The movement's key slogans do not only denounce unemployment, but also unequal access to job opportunities. One of the Labour Day banners read: “Job offer N°000 DRC. Requirements: money, sex, influence.”
On another banner displayed in front of the North Kivus national employment office ONEMO, one could read: “No to unemployment cards. Yes to a real employment policy.” That caught the attention of ONEMO head Floribert Djema Hyango.
“You can’t expect me to believe that it is only a group of Congolese youth; there must be someone behind all this,” he says.
Djema Hyango does have a point. In a country where 'organization' is synonymous with a budget, NGO or policy, it's difficult to conceive that penniless youth have self-organized without pure economic motivations.
He also defends ONEMO. "The national employment office does not have the necessary resources, and it is difficult to have an employment policy in this climate of insecurity,” he says. “Our role is that of intermediary between the unemployed and job opportunities, but companies do not come to us.

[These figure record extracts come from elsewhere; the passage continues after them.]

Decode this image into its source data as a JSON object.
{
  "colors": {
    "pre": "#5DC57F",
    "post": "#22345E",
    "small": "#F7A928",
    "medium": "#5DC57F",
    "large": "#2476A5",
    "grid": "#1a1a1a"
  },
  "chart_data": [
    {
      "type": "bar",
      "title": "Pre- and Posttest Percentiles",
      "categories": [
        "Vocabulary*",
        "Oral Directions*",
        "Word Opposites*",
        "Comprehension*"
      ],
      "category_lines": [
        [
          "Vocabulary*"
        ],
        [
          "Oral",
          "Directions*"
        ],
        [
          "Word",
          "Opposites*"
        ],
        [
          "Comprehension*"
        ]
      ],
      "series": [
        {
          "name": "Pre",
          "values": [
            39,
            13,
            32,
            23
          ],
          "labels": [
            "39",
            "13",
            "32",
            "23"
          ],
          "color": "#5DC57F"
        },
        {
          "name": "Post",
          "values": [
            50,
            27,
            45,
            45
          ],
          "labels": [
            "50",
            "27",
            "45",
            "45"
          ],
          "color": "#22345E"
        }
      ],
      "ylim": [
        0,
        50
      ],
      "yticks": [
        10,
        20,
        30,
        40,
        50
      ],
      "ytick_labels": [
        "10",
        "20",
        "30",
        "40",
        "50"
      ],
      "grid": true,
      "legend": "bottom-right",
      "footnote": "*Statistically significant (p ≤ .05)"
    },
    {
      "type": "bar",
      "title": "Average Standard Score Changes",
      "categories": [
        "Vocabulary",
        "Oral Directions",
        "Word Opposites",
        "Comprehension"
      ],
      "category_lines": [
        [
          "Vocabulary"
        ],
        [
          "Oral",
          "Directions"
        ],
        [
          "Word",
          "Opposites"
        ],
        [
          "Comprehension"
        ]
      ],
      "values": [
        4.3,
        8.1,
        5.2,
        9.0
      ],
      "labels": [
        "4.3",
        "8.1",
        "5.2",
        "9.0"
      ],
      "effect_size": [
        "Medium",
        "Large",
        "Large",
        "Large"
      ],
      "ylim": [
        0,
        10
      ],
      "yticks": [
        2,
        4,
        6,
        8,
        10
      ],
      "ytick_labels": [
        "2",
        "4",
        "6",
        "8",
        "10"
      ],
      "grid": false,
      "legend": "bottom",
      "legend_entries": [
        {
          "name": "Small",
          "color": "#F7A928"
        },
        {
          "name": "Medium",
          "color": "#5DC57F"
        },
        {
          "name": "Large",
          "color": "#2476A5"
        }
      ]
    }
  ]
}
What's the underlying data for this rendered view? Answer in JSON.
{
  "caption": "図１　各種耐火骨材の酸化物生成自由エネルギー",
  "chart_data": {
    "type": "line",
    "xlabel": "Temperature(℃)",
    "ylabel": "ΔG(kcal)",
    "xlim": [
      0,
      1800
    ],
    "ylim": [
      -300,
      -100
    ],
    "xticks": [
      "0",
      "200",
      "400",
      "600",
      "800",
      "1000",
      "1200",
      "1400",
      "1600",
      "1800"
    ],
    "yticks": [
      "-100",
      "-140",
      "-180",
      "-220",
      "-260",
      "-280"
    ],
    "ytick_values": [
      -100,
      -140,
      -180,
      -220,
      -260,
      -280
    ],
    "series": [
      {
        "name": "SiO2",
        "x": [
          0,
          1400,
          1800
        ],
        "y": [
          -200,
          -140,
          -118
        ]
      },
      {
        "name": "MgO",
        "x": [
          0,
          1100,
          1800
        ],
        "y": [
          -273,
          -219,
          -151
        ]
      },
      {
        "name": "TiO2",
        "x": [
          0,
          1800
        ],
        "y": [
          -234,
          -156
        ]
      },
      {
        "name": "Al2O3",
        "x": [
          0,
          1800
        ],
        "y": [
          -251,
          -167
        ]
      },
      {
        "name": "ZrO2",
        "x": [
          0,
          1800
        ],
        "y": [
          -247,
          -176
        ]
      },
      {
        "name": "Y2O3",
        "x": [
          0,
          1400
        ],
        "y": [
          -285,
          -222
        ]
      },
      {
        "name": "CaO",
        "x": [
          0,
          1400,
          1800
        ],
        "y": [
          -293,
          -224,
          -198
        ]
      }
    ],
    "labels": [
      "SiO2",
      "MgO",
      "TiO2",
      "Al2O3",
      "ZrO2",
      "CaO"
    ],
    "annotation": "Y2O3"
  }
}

People prefer to hire their brother, cousin or friend.”
Despite being convinced that political manipulation is behind the movement, Djema Hyango admits the issues being raised are relevant. He also revealed that their Labour Day action was discussed in his meeting with the provincial minister of labour.
Being acknowledged by the authorities is, in itself, a notable achievement for the nameless movement. Its message has also been relayed by numerous local radio stations and a debate was held following their Labour Day action.
But the protesters remain humble and realistic about their impact, refusing to compare their experience to the Arab Spring uprisings.
“What we want is human dignity. And if we do not benefit immediately from our actions, we will make an impact, on the long term, for future generations,” says Juvin, another movement participant.
In a country characterized by a fend-for-yourself attitude, inherited from the reign of Mobutu Sese Seko, the movement's selflessness has clearly surprised, if not unsettled, authorities.
The movement is said to be funded by contributions from its members. They give what they can, although they say their commitment is more important than fiscal donations. Membership has been on the rise since 1 May, as more young Congolese joining every week.
Motivated by the need to vent their frustrations and to take control of their future, this generation who grew up in conflict want to see it end. They are ready to start living their lives.
“We must learn to take risks together," says Micheline. "We keep on saying that this country is not doing anything for us, but what are we doing for this bloody country?”